Last year managing partner Alison Lobb talked about the importance of breaking down barriers for women in the law, particularly in the upper echelons. Since 1990 60% of people coming into the profession have been women. However, just 20% of senior lawyers, or partners are female.
This trend has been well and truly bucked at Morecrofts. Of the 107 people employed at the firm, just 16% are men. And, out of the 11 partners, seven are women.
However, Morecrofts is also struggling with recruitment with a national skills shortage in the legal profession and in many other business sectors. Over the past year there have been plenty of stories of London law firms hiring people living in the north of England and allowing them to work from home.
David added: “That is definitely something that is happening. We know this from talking to other law firms in the regions. We are also seeing London firms opening offices up here. They are taking advantage of the lower cost base but still charging their clients the higher London rates.
“At Morecrofts we currently have around seven vacancies. Finding the right people at all levels – from paralegal to associate – is a real challenge.
One of Morecrofts’ key strategic strengths is its branch network. Its headquarters is in the Cotton Exchange in Liverpool city centre. It also has offices in Woolton, Allerton, Wirral, Crosby and Prescot.
In April the firm doubled the size of its office space in Prescot town centre, taking an extra 650 sq ft. Now the practice occupies a total of 1,300 sq ft at the premises in Warrington Road. It first opened a Prescot office in 2018.
This latest expansion follows a growth in client work across a range of departments, notably private client, matrimonial and conveyancing. The firm aims to recruit up to six new members of staff at the expanded site following the completion of a £20,000 refurbishment.
David was born and bred in Knowsley so, for him, the expansion of the operation in the borough is a source of pride. It is a big commitment to Knowsley where it also has strong links with the Chamber of Commerce.
He explained: “These are really exciting times for Prescot, with the impending opening of the Shakespeare North Playhouse and a variety of new independent businesses coming to the fore in the town.
“There are some fantastic opportunities in Knowsley and we have a huge range of businesses of all shapes and sizes across many sectors. It enables us to maintain strong links with our clients in their local communities.
“Although a lot of our work these days comes via our website or the telephone, many clients still value that face-to-face service.. It is important to give people that choice.
“Having a local network of offices is also a great resource for our own team. We have some staff based in the city centre office but they actually live close to one of the local offices. It gives them the option of being able to hot desk from different locations. It also means people get to meet and talk to each other.”
Big recent growth areas for the firm include conveyancing, although the property boom is showing signs of cooling, and private client, hence the need to add to the team. David added: “Family law has also been a big area for use over the past year or two.
“Sadly, we have seen a rise in issues around separation and divorce during and following the pandemic.

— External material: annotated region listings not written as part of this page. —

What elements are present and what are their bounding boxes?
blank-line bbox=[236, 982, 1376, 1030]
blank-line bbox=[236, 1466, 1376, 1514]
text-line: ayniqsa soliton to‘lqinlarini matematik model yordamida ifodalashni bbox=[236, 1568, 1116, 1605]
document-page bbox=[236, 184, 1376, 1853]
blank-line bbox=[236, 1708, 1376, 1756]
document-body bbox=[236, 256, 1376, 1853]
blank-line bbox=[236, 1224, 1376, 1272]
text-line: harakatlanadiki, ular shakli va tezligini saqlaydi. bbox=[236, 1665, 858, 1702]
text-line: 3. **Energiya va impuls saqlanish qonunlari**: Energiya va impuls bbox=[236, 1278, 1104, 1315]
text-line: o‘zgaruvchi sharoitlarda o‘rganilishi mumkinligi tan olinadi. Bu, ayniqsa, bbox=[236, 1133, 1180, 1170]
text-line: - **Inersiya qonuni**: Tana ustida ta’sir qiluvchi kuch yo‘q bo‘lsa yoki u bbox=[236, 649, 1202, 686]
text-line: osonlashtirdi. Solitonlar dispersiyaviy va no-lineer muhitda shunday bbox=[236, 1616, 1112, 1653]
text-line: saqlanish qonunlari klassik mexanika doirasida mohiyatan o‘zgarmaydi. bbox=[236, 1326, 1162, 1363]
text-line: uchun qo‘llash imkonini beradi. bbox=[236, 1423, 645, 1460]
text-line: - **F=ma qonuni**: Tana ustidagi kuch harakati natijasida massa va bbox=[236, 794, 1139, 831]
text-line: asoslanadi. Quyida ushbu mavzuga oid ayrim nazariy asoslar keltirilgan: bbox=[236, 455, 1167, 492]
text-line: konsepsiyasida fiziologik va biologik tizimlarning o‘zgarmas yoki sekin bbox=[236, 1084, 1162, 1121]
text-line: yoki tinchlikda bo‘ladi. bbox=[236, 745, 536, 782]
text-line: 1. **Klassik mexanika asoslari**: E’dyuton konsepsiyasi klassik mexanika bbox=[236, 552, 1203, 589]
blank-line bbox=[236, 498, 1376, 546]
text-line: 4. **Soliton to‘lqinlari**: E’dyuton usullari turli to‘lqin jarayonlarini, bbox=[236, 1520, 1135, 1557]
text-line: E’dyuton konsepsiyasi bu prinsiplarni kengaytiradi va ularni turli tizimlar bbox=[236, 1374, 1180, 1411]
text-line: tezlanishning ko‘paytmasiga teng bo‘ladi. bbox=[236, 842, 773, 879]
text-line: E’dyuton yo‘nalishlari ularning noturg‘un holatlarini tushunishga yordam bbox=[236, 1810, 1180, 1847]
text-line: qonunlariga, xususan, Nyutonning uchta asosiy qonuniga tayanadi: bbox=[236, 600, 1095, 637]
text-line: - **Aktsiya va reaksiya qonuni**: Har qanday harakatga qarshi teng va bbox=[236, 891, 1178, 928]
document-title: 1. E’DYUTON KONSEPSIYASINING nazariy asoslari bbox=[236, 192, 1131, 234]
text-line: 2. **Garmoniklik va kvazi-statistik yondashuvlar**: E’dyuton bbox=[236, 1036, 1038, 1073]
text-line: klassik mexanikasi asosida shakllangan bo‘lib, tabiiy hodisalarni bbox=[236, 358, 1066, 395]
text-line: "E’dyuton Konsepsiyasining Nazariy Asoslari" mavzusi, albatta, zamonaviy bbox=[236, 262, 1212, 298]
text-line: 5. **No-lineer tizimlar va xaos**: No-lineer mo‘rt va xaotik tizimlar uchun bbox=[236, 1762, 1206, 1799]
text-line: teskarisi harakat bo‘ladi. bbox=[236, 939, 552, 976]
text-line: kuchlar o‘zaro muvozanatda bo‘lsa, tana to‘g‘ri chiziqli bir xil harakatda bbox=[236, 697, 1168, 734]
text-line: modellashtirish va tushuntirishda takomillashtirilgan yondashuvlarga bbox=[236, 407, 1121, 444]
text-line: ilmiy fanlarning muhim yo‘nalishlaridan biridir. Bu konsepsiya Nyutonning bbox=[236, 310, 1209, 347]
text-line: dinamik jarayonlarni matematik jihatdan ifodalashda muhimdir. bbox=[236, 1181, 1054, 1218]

This, of course, also leads to matters around child custody and access, as well as domestic violence. In June we hosted our annual Domestic Abuse Conference. This saw a number of high profile speakers.”
With costs rising across the board Morecrofts is also stepping up its service to support businesses across the city region. It offers its clients a ‘Business MOT’ to ensure they are up to date with all areas of compliance. It will offer them ratings of red, amber and green.
“Many businesses had a tough time during the pandemic and obviously it was difficult to get out to see them. Now, costs such as energy are rising fast, we want to get out there and give them as much help as we can.
“That is why the expansion of our Knowsley office was so important to me. I am a local lad and I know first-hand some of the challenges that local businesses are facing. Compliance for a small business can be both complicated and expensive. We want to make sure we get out there and really show them what we can do.”